Caelan would love it if I'd put a full-size bag of potato chips in his lunch every day! Not only does being a life-long nutrion label reader stop me, but with potato chips costing $3 a bag, the rest of us would have to live off of Ramen noodles if I caved to that wish.
With the guilt of looking at all the unhealthy choices I was making with his lunch bag each day, knowing I was instilling habits in him that would carry into his adult years when his metabolism wouldn't be able to handle what I'd taught him to eat, I started working with him toward the end of his Freshman year to come up with some better alternatives. There was some complaining in the beginning.

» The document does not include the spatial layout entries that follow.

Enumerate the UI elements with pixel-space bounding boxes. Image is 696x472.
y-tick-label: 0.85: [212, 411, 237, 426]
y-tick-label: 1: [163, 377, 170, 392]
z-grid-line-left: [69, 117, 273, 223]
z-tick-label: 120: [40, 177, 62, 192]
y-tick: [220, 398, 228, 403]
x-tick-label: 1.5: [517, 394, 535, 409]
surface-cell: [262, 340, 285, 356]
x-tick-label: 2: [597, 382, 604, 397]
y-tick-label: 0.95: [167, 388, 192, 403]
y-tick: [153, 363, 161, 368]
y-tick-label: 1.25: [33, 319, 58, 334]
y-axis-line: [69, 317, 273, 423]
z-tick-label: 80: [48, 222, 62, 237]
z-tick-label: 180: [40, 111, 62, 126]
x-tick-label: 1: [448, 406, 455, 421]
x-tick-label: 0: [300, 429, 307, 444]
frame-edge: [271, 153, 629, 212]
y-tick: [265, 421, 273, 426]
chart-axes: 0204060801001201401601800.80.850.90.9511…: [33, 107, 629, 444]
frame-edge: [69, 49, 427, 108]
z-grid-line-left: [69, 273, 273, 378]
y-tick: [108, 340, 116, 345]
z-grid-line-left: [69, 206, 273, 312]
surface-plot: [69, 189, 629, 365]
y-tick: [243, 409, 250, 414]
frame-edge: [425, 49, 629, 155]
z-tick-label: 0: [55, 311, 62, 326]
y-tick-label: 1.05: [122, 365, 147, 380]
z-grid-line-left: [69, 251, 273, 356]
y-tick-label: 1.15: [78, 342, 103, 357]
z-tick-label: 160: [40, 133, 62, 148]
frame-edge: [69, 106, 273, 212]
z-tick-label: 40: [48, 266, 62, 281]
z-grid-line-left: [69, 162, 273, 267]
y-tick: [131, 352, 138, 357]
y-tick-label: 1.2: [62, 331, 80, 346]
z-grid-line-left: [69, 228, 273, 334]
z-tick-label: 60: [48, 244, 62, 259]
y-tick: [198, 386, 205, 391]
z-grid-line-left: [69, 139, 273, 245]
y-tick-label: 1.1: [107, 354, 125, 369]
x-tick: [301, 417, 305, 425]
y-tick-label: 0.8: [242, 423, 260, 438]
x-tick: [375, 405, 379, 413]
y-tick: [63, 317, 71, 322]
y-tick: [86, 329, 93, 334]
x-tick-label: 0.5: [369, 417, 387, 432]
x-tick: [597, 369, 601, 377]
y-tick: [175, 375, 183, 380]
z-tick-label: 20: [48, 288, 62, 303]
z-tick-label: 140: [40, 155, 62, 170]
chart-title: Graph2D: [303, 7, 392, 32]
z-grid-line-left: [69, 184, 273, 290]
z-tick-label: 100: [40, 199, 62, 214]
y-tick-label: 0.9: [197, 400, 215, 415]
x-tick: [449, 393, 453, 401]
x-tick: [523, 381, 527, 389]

Once we passed that hurdle of believing he had to have cookies or a piece of cake with his lunch each day, things got much easier. Now I deal with his disappointment when he goes to fill his container with salad and I don't have any made.

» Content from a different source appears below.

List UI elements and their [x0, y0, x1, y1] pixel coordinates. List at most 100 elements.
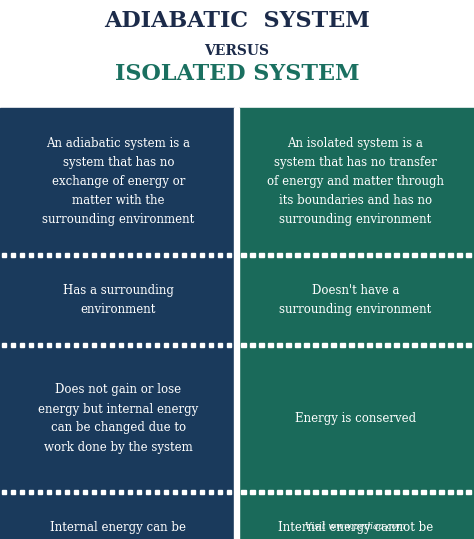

While we've made progress with him voluntarily taking salad and a couple of pieces of fruit each day, the potato chip thing is still a bit of a struggle. He doesn't expect to have them every day. I try to put some in his lunch once a week. But the other 4 days, he still wants something salty and crunchy. We've found a couple of things that make both my budget and his tastbuds happy. Chex Mix and Wheat Thins. Sam's Club sells a big bag of Chex Mix that works well for us. It's still works out to be about the same price as potato chips but since neither Shawn or Will go looking to eat anything that healthy when searching for chips, a bag of Chex Mix lasts a lot longer around here than a bag of chips does.

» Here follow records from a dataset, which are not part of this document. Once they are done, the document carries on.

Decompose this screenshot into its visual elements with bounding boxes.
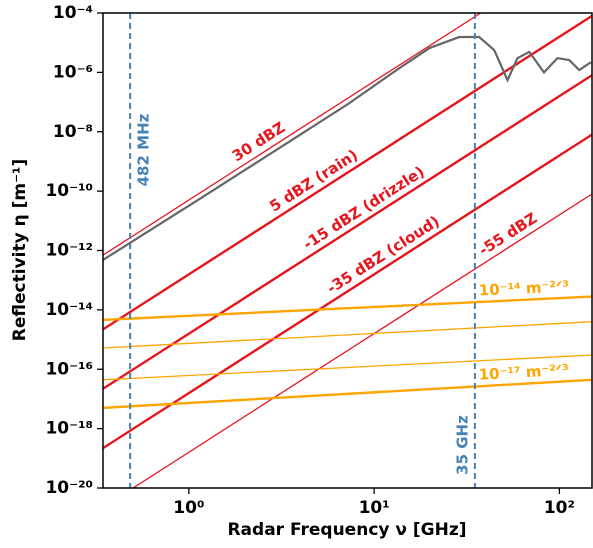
x-tick-label: 10²: [544, 498, 575, 518]
reference-label: 482 MHz: [135, 113, 153, 186]
y-tick-label: 10⁻¹⁶: [45, 359, 93, 379]
series-line: [103, 35, 592, 261]
y-tick-label: 10⁻¹⁰: [45, 181, 93, 201]
series-line: [103, 378, 592, 410]
y-tick-label: 10⁻⁸: [53, 122, 93, 142]
series-line: [103, 321, 592, 349]
y-axis-label: Reflectivity η [m⁻¹]: [10, 159, 30, 342]
plot-area: [103, 13, 592, 488]
series-line: [103, 14, 592, 331]
y-tick-label: 10⁻⁶: [53, 62, 93, 82]
line-label: 10⁻¹⁷ m⁻²ᐟ³: [478, 361, 569, 384]
x-axis-label: Radar Frequency ν [GHz]: [227, 520, 466, 540]
y-tick-label: 10⁻¹²: [45, 241, 93, 261]
y-tick-label: 10⁻²⁰: [45, 478, 93, 498]
y-tick-label: 10⁻⁴: [53, 3, 93, 23]
y-tick-label: 10⁻¹⁴: [45, 300, 93, 320]
series-line: [103, 295, 592, 322]
x-tick-label: 10¹: [359, 498, 390, 518]
plot-frame: [102, 12, 593, 489]
series-line: [103, 133, 592, 450]
reference-label: 35 GHz: [453, 415, 471, 475]
line-label: 10⁻¹⁴ m⁻²ᐟ³: [478, 277, 569, 299]
series-line: [103, 13, 482, 256]
x-tick-label: 10⁰: [173, 498, 204, 518]
series-line: [103, 74, 592, 390]
series-line: [103, 354, 592, 381]
series-line: [132, 193, 592, 488]
y-tick-label: 10⁻¹⁸: [45, 419, 93, 439]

Wheat Thins are a new discovery. The problem with them is I think they are outrageously priced. At $3.00 a box (which contains a bag half the size of a bag of chips) they end up being every bit as expensive. So last week, I began looking on the internet for a recipe for homemade Wheat Thins. I've been experimenting with this recipe from Recipeland.com.
This is my first batch and I learned a few things. First, this recipe calls for too much sugar. Second, when it says to roll the dough out to 1/8" inch thickness, it means to roll it out to 1/8" thickness, not between 1/4" and 1/2". Caelan affectionately renamed these Wheat Thicks. When the humor of that wore off, Shawn began calling them Wheat Bricks. Between all the jokes about broken teeth, developing diabetes, and watching Caelan trying to force his jaws closed with his hands as he ate them, he ended up praising me for being a good sport. We ate every one of them and he asked for more.
I made a second batch tonight and only used about 2 tablespoons of sugar. I think next time I'll use about 1/4 cup, although he really likes them the way they are. The problem is now Will won't eat them! I rolled them thinner this time and they are perfectly crispy.
I'll share some more of our healthier alternatives to potato chips and cookies in the future. If you have any suggestions for things that work in your own kids lunches, I'd love to hear about them!
Now I'll be working on trying not to associate the flavor of Wheat Thins/Thicks/Bricks with the communion wafers the Catholic church used when I was a kid!